Kisah-kisah cerpen tersebut menarik benang merah mengenai perlunya manusia hidup dengan manusia lainnya. Membaca cerpen-cerpen tersebut akan menumbuhkan jiwa dan semangat hidup kita sebagai makhluk sosial yang perlu untuk berinteraksi dengan manusia lainnya, tidak sibuk hanya memikirkan dunianya sendiri.


Buku ini memuat 10 cerpen karya Ali Akbar Navis, seorang sastrawan kenamaan asal Sumatra Barat. Kumpulan cerpennya ini terbit pertama kali pada tahun 1986.


4. Panggilan Rasul

Buku ini merupakan karya Hamsad Rangkuti. Berbeda dengan kumpulan cerpen lainnya, buku Hamsad yang ini banyak berkisah mengenai cerita-cerita yang berkaitan dengan peristiwa agama, seperti lebaran, khitan, mengaji, hingga lailatul qadar.


Berkaitan dengan lebaran, ada empat cerpen, yaitu Salam Lebaran, Malam Takbir, Hujan dan Gema Takbir, dan Reuni. Tentang malam lailatul qadar, ada dua cerpen, yakni Lailatul Qadar dan Malam Seribu Bulan. Ada juga yang berkisah tentang pengajian, yaitu Ayahku Seorang Guru Mengaji. Sementara yang bercerita tentang khitan adalah Panggilan Rasul.

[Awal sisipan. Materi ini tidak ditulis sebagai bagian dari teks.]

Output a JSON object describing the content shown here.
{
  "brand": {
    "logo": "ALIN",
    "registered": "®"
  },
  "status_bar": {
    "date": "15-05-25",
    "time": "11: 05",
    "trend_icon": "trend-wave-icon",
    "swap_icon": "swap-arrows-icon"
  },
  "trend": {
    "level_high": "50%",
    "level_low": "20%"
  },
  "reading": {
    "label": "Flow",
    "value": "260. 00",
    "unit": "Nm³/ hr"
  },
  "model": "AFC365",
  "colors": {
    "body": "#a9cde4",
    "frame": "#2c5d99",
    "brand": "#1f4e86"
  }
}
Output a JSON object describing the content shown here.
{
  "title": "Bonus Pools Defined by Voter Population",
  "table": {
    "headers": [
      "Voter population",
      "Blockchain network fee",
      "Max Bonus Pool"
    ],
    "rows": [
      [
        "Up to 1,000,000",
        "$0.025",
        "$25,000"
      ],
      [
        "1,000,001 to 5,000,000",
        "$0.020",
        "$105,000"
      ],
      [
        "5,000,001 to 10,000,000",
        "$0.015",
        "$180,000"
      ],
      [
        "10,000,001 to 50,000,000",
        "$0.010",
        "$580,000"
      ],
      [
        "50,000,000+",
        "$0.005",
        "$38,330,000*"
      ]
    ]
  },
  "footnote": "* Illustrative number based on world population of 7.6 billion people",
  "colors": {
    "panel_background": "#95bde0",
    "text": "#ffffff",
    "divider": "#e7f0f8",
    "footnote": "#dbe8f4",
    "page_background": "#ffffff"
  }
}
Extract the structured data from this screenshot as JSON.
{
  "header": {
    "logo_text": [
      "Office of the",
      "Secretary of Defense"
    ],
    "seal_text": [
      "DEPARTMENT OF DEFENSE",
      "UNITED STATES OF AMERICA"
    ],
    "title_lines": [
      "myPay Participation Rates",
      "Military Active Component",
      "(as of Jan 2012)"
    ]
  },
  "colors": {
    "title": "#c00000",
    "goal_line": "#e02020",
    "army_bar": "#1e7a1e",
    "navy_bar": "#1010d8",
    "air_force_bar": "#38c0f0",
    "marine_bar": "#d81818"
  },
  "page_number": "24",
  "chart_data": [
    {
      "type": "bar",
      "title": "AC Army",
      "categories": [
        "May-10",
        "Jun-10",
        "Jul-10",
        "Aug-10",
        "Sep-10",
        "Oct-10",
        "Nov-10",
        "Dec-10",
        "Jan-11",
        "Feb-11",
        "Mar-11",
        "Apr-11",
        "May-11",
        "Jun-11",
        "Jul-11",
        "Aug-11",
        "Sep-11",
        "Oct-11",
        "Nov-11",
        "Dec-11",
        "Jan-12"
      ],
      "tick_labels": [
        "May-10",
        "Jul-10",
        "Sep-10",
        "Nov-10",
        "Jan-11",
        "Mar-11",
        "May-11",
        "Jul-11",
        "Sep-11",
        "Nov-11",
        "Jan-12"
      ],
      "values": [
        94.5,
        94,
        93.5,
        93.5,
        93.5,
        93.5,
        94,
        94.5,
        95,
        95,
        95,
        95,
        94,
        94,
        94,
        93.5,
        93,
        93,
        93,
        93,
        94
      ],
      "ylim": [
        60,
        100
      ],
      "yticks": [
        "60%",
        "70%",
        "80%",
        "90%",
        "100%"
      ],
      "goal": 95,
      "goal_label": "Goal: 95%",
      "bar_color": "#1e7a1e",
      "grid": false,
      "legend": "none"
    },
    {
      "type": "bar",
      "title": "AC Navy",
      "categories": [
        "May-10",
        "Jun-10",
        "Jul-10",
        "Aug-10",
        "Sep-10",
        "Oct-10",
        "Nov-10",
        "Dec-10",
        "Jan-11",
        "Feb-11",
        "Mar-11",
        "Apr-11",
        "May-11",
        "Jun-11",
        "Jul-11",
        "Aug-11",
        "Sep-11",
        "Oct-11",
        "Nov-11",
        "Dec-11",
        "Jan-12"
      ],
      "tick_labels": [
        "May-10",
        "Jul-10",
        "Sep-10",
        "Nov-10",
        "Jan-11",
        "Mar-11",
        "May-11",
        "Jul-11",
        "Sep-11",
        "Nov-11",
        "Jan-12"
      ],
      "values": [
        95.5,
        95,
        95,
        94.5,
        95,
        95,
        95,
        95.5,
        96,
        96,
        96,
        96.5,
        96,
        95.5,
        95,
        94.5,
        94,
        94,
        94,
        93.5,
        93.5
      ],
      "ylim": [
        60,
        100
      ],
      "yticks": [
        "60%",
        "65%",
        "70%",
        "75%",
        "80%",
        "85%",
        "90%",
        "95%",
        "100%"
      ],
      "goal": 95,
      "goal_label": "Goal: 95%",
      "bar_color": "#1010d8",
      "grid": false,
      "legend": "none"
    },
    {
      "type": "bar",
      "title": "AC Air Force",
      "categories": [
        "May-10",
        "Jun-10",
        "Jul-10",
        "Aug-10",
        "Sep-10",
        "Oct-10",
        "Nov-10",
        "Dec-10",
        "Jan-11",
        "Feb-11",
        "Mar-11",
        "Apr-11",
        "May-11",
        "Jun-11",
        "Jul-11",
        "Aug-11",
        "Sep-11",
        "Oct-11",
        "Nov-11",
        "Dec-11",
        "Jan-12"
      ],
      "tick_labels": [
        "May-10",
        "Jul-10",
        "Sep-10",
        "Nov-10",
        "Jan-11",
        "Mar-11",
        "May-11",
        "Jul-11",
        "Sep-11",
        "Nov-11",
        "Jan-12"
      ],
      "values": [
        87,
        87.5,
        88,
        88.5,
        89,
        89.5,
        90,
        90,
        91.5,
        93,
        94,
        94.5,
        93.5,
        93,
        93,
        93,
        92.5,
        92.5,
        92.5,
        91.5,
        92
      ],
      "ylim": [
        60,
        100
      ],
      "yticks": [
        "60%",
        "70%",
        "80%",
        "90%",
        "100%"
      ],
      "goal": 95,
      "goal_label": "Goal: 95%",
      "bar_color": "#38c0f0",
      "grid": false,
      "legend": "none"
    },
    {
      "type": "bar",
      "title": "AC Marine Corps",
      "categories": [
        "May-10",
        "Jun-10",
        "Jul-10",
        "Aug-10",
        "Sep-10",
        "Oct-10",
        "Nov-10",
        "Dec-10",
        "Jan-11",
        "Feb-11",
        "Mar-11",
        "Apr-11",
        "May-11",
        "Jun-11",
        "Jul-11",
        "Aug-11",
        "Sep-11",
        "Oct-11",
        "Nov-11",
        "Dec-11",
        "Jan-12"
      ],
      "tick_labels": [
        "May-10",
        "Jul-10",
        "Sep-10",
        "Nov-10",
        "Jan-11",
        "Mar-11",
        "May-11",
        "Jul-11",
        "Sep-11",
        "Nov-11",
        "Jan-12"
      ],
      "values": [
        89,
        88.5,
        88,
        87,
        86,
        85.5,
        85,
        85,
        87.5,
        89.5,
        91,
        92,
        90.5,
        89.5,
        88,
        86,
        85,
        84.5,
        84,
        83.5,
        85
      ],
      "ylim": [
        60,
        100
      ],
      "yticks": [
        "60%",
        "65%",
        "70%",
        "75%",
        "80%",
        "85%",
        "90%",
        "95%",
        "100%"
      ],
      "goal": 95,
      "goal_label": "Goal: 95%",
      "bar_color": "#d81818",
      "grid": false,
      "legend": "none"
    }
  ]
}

Cerpen-cerpen tersebut mengisahkan berbagai ironi yang muncul di tengah masyarakat di waktu-waktu yang harusnya penuh sambutan gegap gempita. Hal demikian memberikan pembelajaran yang berarti bagi pembaca, khususnya dalam bersyukur dan bersabar.


Buku-buku kumpulan cerpen itu, kecuali Robohnya Surau Kami, bisa dibaca melalui aplikasi iPusnas, yaitu aplikasi digital milik Perpustakaan Nasional. Melalui aplikasi itu, kita bisa membaca berbagai macam buku yang tersedia secara digital dan gratis akses.